Waar zijn ze gebleven, bouwmensen die het spel mee willen spelen?

‘Wat voor gereedschap heb je nodig?’ vroeg ik aan Taras, de timmerman uit Oekraïne die sinds juni voor ons werkt. Zijn antwoord: ‘Alles heb ik nodig. Alles, inclusief een eigen bus!’ Hij meende het, daarvoor ken ik hem inmiddels goed genoeg. Taras heeft geleerd voor zichzelf op te komen en daarbij: hij wil door. Niet alleen op de bouw, in het hele leven.
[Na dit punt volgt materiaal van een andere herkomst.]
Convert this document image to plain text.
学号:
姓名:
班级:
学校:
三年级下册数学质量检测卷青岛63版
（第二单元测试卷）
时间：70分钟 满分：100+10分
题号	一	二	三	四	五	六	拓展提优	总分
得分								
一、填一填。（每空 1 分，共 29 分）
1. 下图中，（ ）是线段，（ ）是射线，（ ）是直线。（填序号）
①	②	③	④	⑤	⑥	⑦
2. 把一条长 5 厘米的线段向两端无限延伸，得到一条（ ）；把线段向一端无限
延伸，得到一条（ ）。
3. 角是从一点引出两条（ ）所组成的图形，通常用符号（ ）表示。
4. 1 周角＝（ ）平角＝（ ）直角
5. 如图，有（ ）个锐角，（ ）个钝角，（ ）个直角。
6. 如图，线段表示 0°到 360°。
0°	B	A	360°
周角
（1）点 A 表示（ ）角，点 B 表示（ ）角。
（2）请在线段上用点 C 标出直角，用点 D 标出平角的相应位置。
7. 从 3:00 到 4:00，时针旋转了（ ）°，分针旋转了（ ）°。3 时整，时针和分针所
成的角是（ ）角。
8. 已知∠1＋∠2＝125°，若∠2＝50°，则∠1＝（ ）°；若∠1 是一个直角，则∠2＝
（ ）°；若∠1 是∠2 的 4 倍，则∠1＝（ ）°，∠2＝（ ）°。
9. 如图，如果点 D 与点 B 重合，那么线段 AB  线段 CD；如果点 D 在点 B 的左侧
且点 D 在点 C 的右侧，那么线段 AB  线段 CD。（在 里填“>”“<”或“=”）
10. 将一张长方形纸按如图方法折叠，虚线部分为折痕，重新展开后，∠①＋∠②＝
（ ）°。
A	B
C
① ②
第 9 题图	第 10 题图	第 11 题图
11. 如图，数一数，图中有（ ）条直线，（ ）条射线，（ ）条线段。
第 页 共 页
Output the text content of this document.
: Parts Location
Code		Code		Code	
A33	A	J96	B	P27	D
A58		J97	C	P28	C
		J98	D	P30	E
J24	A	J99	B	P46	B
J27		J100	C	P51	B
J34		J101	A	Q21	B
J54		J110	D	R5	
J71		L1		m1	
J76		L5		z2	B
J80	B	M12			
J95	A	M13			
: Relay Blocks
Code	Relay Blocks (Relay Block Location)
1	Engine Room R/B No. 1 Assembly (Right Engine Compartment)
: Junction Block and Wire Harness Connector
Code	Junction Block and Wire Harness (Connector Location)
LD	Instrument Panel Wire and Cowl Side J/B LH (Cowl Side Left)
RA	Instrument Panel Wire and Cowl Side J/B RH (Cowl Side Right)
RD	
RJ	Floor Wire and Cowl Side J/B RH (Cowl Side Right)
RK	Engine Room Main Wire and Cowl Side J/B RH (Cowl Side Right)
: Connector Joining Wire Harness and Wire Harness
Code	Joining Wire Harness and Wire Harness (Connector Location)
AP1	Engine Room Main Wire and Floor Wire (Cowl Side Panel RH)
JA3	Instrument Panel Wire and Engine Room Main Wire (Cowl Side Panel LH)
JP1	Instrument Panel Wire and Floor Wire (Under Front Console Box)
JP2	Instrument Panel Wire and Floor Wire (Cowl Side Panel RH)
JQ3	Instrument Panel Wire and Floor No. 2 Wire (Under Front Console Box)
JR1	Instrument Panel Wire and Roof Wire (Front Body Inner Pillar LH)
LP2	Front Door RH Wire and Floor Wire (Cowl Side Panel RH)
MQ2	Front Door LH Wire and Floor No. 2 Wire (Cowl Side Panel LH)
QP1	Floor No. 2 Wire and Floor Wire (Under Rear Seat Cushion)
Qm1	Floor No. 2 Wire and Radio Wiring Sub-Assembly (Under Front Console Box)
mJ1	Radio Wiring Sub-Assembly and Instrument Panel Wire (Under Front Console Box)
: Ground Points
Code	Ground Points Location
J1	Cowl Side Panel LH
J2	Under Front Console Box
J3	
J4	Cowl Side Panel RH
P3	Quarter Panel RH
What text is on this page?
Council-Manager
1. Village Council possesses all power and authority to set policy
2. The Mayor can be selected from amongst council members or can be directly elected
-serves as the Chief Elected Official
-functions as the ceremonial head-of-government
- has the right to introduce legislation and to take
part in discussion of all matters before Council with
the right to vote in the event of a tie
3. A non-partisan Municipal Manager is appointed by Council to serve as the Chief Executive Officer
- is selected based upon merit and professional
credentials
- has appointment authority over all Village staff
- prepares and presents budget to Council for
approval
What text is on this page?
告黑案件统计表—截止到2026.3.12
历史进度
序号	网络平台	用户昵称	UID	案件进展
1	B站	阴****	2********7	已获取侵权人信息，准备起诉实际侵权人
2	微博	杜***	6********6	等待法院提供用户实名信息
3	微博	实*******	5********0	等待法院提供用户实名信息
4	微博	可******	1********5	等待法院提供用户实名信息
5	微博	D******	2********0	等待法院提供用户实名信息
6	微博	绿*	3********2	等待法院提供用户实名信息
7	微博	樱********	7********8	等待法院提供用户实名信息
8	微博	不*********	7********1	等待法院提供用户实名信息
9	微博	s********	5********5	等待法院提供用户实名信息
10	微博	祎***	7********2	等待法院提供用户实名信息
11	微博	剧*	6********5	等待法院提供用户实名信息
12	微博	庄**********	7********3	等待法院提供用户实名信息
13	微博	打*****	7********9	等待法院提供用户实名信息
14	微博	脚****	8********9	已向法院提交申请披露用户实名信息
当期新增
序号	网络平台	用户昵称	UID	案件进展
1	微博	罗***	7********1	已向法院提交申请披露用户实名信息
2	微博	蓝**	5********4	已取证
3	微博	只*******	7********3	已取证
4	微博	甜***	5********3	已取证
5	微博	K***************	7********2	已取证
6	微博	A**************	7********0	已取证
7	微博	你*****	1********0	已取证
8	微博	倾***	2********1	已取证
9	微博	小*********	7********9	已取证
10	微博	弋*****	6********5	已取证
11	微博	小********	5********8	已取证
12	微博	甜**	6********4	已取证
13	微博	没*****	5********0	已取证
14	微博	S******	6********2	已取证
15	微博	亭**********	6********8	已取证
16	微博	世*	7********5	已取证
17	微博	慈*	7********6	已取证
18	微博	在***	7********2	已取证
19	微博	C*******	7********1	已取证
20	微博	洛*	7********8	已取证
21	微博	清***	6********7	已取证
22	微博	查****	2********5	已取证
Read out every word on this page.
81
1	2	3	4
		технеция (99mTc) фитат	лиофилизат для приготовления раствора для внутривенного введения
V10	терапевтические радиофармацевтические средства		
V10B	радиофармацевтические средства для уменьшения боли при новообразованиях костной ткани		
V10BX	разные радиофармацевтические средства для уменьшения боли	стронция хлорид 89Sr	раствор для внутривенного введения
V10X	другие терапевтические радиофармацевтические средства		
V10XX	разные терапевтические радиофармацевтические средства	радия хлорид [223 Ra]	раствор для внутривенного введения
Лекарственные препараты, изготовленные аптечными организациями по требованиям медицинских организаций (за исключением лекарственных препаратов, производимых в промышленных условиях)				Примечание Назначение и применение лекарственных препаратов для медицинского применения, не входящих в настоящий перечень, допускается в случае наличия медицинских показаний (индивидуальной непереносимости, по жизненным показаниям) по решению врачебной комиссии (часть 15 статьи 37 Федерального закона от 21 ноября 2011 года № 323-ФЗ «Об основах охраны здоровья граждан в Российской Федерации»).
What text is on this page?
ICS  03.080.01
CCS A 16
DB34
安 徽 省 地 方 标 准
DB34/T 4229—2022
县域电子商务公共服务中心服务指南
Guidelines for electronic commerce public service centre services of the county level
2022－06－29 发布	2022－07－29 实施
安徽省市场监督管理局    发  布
Het zijn goede ingrediënten om op een dag in zo’n felbegeerde Mensink-bus rond te rijden. Ik glimlachte. Waar zijn ze gebleven, deze bouwmensen?

Taras’ unieke werkhouding, zijn hele zijn, legt een fenomeen bloot waar wij – de lezers van deze MKB-special – in toenemende mate last van hebben: jongens (het zijn vooral jongens) in de bouw die met fluwelen handschoentjes zijn grootgebracht. Als we verder willen, meters willen maken in de bouw – en dat willen we – hebben we mensen nodig die het iets kan schelen. Mensen die met de juiste aanwijzingen en input gáán, mensen zoals Taras. Waar zijn ze?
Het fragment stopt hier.